Characteristic of a revolution that began in the countryside, Zabadani was one of the earliest towns to stage demonstrations against the regime of Bashar al-Assad, with residents taking to the streets two weeks after the uprising in Deraa on March 15, 2011.
“We began demonstrating because we were choking,” says Ghazwan. “Choking from corruption, injustice, the security forces.”
As with other towns and cities at the outset of the Syrian revolution, the demonstrations were overwhelmingly nonviolent in the beginning. Men and women of all ages gathered in front of a mosque in the town square of Sahet el Jisr, what some here refer to as their own version of Egypt’s Tahrir Square.
The regime responded with a swift crackdown, with security forces and government thugs—known as “shabbiha”—attacking protesters and conducting multiple neighborhood raids to detain those suspected of involvement.
On May 27, 2011, Hussein Sleekha, a 26-year-old protester, was shot in the stomach by security forces during a weekly Friday demonstration. He bled to death after being prevented medical care. His name is known throughout Zabadani as the town’s first revolutionary martyr.
As the protests grew, so did the regime’s violent response, and the death toll climbed. By August 2011, young men had begun to take up arms — primarily assault rifles — to defend against military attacks.
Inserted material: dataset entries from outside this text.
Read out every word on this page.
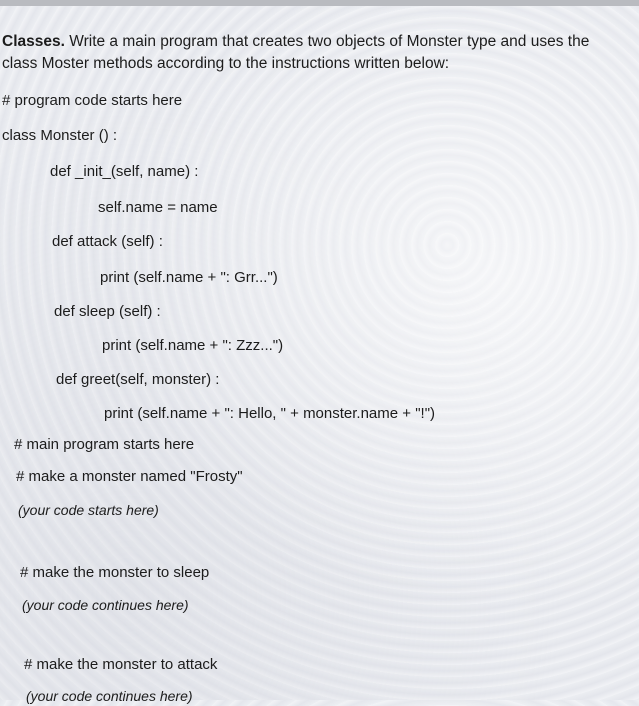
Classes. Write a main program that creates two objects of Monster type and uses the class Moster methods according to the instructions written below:
# program code starts here
class Monster () :
def _init_(self, name) :
self.name = name
def attack (self) :
print (self.name + ": Grr...")
def sleep (self) :
print (self.name + ": Zzz...")
def greet(self, monster) :
print (self.name + ": Hello, " + monster.name + "!")
# main program starts here
# make a monster named "Frosty"
(your code starts here)
# make the monster to sleep
(your code continues here)
# make the monster to attack
(your code continues here)
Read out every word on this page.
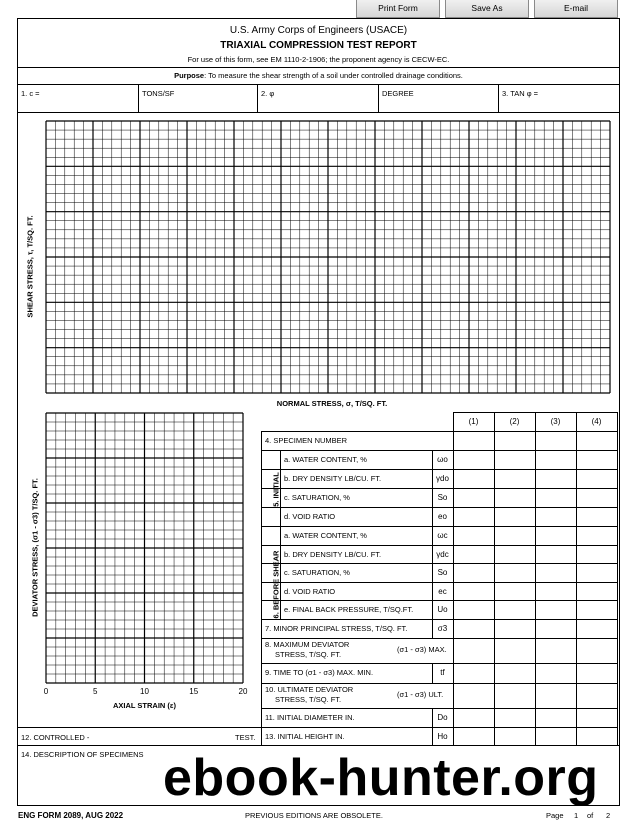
Print Form	Save As	E-mail
U.S. Army Corps of Engineers (USACE)
TRIAXIAL COMPRESSION TEST REPORT
For use of this form, see EM 1110-2-1906; the proponent agency is CECW-EC.
Purpose: To measure the shear strength of a soil under controlled drainage conditions.
1. c =	TONS/SF	2. φ	DEGREE	3. TAN φ =
SHEAR STRESS, τ, T/SQ. FT.
NORMAL STRESS, σ, T/SQ. FT.
DEVIATOR STRESS, (σ1 - σ3) T/SQ. FT.
0	5	10	15	20
AXIAL STRAIN (ε)
(1)	(2)	(3)	(4)
4. SPECIMEN NUMBER
5. INITIAL
6. BEFORE SHEAR
a. WATER CONTENT, %	ωo
b. DRY DENSITY LB/CU. FT.	γdo
c. SATURATION, %	So
d. VOID RATIO	eo
a. WATER CONTENT, %	ωc
b. DRY DENSITY LB/CU. FT.	γdc
c. SATURATION, %	So
d. VOID RATIO	ec
e. FINAL BACK PRESSURE, T/SQ.FT.	Uo
7. MINOR PRINCIPAL STRESS, T/SQ. FT.	σ3
8. MAXIMUM DEVIATOR
STRESS, T/SQ. FT.
(σ1 - σ3) MAX.
9. TIME TO (σ1 - σ3) MAX. MIN.	tf
10. ULTIMATE DEVIATOR
STRESS, T/SQ. FT.
(σ1 - σ3) ULT.
11. INITIAL DIAMETER IN.	Do
13. INITIAL HEIGHT IN.	Ho
12. CONTROLLED -	TEST.
14. DESCRIPTION OF SPECIMENS ebook-hunter.org
ENG FORM 2089, AUG 2022	PREVIOUS EDITIONS ARE OBSOLETE.	Page 1 of 2
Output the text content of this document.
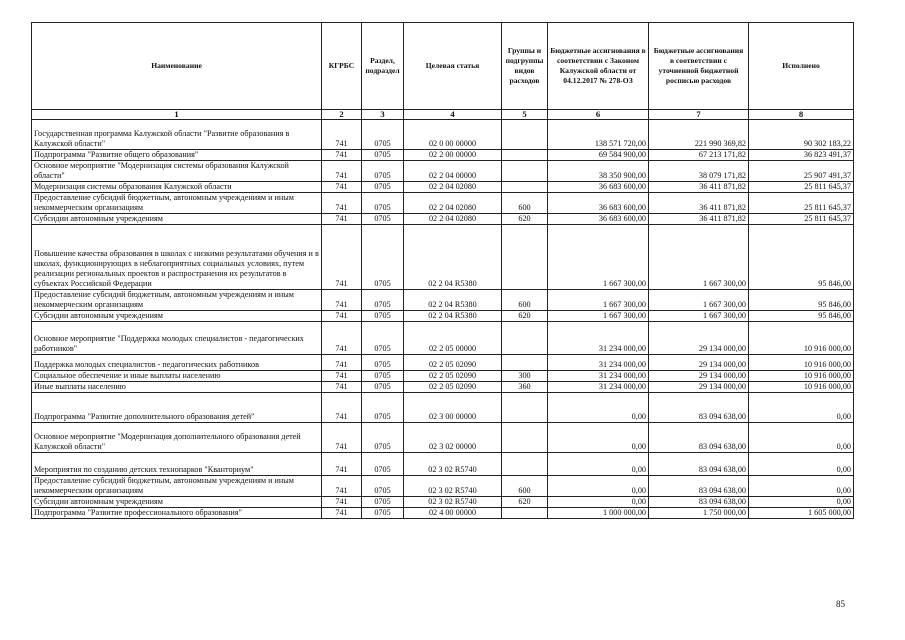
Наименование	КГРБС	Раздел, подраздел	Целевая статья	Группы и подгруппы видов расходов	Бюджетные ассигнования в соответствии с Законом Калужской области от 04.12.2017 № 278-ОЗ	Бюджетные ассигнования в соответствии с уточненной бюджетной росписью расходов	Исполнено
1	2	3	4	5	6	7	8
Государственная программа Калужской области "Развитие образования в Калужской области"	741	0705	02 0 00 00000		138 571 720,00	221 990 369,82	90 302 183,22
Подпрограмма "Развитие общего образования"	741	0705	02 2 00 00000		69 584 900,00	67 213 171,82	36 823 491,37
Основное мероприятие "Модернизация системы образования Калужской области"	741	0705	02 2 04 00000		38 350 900,00	38 079 171,82	25 907 491,37
Модернизация системы образования Калужской области	741	0705	02 2 04 02080		36 683 600,00	36 411 871,82	25 811 645,37
Предоставление субсидий бюджетным, автономным учреждениям и иным некоммерческим организациям	741	0705	02 2 04 02080	600	36 683 600,00	36 411 871,82	25 811 645,37
Субсидии автономным учреждениям	741	0705	02 2 04 02080	620	36 683 600,00	36 411 871,82	25 811 645,37
Повышение качества образования в школах с низкими результатами обучения и в школах, функционирующих в неблагоприятных социальных условиях, путем реализации региональных проектов и распространения их результатов в субъектах Российской Федерации	741	0705	02 2 04 R5380		1 667 300,00	1 667 300,00	95 846,00
Предоставление субсидий бюджетным, автономным учреждениям и иным некоммерческим организациям	741	0705	02 2 04 R5380	600	1 667 300,00	1 667 300,00	95 846,00
Субсидии автономным учреждениям	741	0705	02 2 04 R5380	620	1 667 300,00	1 667 300,00	95 846,00
Основное мероприятие "Поддержка молодых специалистов - педагогических работников"	741	0705	02 2 05 00000		31 234 000,00	29 134 000,00	10 916 000,00
Поддержка молодых специалистов - педагогических работников	741	0705	02 2 05 02090		31 234 000,00	29 134 000,00	10 916 000,00
Социальное обеспечение и иные выплаты населению	741	0705	02 2 05 02090	300	31 234 000,00	29 134 000,00	10 916 000,00
Иные выплаты населению	741	0705	02 2 05 02090	360	31 234 000,00	29 134 000,00	10 916 000,00
Подпрограмма "Развитие дополнительного образования детей"	741	0705	02 3 00 00000		0,00	83 094 638,00	0,00
Основное мероприятие "Модернизация дополнительного образования детей Калужской области"	741	0705	02 3 02 00000		0,00	83 094 638,00	0,00
Мероприятия по созданию детских технопарков "Кванториум"	741	0705	02 3 02 R5740		0,00	83 094 638,00	0,00
Предоставление субсидий бюджетным, автономным учреждениям и иным некоммерческим организациям	741	0705	02 3 02 R5740	600	0,00	83 094 638,00	0,00
Субсидии автономным учреждениям	741	0705	02 3 02 R5740	620	0,00	83 094 638,00	0,00
Подпрограмма "Развитие профессионального образования"	741	0705	02 4 00 00000		1 000 000,00	1 750 000,00	1 605 000,00
85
In the weeks and months that followed, their ranks grew to include soldiers from Zabadani who had begun to defect from the regular army. They fought under the banner of the Free Syrian Army, though they had little coordination with armed rebels in other revolting Syrian cities or with the leadership of more senior defectors in southern Turkey.
“The revolution became militarized,” says Mohammed Abo Khattab, a 24-year-old media activist. “People that were unarmed at first decided to arm themselves. The regime made this happen.”